The third and most important key? "Staying away from men," Gallan told the Daily Mail. "They're just more trouble than they're worth."
Gallan's ethics of self-care consist of a healthy, fiber-filled diet and a lifestyle free of men — or, at least, the shackles of matrimony. "I also made sure that I got plenty of exercise, eat a nice warm bowl of porridge every morning and have never gotten married."
Born before women's suffrage or any laws promoting gender equality, marriage bells would have been a veritable death-knell to Gallan's independent life. Working since the age of 13, Gallan likely would have been forced to give up her job to become a housewife and then a mother. While there's certainly nothing wrong with either, Gallan made the choice to value her independence over the limited options she would have faced as a woman in the early 20th century.
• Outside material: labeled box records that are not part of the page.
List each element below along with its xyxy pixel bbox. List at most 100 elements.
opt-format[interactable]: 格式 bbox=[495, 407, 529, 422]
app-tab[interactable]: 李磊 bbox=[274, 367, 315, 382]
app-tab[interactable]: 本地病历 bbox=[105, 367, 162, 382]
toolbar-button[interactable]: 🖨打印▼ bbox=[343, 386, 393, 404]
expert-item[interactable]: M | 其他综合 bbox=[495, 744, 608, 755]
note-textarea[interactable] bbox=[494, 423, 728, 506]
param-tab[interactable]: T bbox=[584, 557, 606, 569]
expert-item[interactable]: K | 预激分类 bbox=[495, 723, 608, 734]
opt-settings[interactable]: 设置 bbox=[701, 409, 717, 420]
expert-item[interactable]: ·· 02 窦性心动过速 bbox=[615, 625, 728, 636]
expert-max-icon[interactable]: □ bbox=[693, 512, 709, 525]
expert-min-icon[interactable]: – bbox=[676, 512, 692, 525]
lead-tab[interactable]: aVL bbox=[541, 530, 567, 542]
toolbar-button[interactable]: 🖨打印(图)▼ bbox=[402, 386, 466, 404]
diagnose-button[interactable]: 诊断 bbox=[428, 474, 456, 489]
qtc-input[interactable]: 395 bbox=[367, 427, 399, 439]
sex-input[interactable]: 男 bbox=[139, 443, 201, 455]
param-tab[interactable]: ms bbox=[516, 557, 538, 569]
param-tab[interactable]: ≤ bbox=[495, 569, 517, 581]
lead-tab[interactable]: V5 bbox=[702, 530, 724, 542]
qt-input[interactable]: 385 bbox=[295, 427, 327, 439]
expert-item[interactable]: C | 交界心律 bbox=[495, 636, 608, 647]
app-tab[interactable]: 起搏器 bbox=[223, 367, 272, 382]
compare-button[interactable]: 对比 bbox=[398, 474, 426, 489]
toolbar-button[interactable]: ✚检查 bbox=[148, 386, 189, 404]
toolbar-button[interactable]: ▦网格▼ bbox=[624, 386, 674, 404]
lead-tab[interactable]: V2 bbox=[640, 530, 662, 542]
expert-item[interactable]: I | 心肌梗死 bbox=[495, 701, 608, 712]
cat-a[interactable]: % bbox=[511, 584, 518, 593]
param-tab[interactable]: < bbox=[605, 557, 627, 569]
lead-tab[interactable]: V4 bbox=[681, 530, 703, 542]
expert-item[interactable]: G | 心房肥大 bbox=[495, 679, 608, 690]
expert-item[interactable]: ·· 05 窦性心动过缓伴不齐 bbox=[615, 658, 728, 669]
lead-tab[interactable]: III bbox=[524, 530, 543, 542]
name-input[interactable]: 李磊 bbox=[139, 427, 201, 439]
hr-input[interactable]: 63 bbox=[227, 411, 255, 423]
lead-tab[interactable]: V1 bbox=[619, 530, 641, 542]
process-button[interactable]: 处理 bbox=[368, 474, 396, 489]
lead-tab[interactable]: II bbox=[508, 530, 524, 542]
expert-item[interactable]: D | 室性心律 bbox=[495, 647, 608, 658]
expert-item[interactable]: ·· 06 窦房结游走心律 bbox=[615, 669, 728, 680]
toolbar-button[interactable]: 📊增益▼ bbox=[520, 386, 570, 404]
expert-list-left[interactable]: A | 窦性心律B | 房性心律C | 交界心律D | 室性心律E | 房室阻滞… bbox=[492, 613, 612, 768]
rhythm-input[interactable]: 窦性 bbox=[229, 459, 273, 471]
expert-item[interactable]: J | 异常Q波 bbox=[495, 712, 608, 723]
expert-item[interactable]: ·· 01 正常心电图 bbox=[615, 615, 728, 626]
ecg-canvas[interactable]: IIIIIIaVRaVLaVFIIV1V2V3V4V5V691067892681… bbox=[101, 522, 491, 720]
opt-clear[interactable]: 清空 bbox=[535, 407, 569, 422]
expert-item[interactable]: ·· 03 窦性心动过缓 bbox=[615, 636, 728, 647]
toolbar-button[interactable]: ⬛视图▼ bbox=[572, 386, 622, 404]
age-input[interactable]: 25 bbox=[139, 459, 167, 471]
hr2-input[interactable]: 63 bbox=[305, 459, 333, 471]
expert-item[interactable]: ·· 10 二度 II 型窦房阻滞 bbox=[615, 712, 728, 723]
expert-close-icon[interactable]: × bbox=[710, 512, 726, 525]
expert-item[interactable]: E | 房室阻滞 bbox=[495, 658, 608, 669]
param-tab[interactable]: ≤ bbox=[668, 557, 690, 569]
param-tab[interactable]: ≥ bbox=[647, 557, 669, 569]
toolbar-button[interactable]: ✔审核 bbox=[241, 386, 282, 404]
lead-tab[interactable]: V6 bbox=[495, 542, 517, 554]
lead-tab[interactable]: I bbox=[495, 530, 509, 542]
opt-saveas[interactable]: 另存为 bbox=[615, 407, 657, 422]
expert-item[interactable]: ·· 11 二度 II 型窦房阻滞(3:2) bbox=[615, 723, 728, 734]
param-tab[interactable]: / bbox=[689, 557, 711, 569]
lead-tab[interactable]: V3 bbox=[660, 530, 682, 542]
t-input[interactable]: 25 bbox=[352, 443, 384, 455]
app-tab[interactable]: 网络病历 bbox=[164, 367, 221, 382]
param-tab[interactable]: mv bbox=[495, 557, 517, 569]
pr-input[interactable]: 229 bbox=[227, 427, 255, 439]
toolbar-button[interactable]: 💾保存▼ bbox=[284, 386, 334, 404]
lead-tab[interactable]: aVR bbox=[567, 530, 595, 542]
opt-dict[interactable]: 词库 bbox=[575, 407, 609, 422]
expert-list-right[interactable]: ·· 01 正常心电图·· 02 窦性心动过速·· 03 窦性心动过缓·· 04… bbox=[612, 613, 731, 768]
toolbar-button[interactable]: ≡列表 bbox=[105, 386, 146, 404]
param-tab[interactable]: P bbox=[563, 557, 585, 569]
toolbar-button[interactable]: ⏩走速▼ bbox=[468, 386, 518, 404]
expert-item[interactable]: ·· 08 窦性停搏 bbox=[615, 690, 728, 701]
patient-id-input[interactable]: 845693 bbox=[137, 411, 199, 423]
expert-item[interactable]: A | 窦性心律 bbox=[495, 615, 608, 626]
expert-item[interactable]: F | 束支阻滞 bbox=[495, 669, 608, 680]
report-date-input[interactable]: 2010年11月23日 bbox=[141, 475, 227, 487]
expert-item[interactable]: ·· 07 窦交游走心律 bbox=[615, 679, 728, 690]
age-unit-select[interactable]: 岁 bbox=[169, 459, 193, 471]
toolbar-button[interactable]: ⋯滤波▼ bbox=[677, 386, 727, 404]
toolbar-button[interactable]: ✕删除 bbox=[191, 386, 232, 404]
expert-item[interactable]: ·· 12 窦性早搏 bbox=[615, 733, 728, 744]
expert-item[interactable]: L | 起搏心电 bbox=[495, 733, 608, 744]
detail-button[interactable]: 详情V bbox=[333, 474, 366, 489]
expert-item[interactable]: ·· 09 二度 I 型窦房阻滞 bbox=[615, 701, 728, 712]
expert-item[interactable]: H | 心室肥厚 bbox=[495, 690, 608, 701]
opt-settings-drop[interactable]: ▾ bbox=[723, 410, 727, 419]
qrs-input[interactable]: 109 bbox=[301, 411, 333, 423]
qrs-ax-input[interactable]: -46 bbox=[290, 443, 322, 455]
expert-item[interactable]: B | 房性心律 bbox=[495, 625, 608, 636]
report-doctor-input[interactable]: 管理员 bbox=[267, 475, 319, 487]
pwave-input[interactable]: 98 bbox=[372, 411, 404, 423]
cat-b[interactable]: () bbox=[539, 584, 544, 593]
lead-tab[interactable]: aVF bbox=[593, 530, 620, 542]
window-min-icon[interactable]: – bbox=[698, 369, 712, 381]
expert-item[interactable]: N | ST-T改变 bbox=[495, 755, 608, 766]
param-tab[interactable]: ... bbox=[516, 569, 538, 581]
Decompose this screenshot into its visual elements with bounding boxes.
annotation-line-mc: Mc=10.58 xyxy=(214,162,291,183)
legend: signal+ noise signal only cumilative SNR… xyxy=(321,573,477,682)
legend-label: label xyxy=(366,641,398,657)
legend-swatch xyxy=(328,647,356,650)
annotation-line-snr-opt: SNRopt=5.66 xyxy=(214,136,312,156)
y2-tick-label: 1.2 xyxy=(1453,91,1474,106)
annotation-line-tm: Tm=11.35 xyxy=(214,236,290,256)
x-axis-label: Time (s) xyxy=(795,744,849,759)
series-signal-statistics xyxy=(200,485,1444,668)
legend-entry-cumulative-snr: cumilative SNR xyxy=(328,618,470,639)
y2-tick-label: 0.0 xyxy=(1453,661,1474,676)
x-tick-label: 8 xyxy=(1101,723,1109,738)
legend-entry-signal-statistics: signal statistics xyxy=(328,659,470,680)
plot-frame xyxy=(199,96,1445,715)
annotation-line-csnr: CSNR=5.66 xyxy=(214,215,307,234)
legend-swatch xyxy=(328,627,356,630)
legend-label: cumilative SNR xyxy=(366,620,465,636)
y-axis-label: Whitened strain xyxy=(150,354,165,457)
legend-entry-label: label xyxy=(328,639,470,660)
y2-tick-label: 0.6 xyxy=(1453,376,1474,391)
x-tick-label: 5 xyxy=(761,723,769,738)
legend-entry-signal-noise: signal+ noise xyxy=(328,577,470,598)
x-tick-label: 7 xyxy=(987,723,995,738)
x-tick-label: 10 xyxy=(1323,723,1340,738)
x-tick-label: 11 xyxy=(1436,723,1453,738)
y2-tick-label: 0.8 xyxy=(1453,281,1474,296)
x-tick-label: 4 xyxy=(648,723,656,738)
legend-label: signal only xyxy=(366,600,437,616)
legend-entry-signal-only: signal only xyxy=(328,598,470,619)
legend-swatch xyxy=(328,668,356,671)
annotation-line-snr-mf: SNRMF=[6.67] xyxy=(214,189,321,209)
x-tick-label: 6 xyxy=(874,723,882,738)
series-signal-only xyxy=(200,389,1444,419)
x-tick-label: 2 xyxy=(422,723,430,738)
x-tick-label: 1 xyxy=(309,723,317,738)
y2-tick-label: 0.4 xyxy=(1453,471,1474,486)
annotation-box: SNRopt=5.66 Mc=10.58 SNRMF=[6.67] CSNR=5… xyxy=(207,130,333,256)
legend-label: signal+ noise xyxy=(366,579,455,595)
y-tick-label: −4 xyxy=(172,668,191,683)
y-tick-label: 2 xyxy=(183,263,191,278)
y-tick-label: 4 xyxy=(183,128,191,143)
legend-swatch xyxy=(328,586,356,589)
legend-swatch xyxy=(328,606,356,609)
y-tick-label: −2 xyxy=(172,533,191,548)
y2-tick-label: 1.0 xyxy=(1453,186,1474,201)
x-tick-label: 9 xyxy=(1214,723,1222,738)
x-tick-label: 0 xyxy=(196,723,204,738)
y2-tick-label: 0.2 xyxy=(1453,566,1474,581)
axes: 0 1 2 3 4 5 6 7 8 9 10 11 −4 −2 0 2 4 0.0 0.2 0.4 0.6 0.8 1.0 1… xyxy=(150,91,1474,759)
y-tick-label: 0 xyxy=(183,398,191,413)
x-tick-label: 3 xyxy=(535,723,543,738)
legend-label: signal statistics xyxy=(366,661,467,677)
And she's not alone in this feeling: Some research suggests that married women are less happy than married men because they become the "emotional caretaker" of both their husband and their marriage.
Gallan's comments sparked delight throughout social media, with some even satirically commenting that she is proof of "the health benefits of misandry." Or, dare we humbly suggest, the benefits of lesbianism? Regardless, Scotland's oldest living woman deserves to be celebrated for living a feminist life before the term was even mainstream, putting herself first no matter the societal pressures to do otherwise.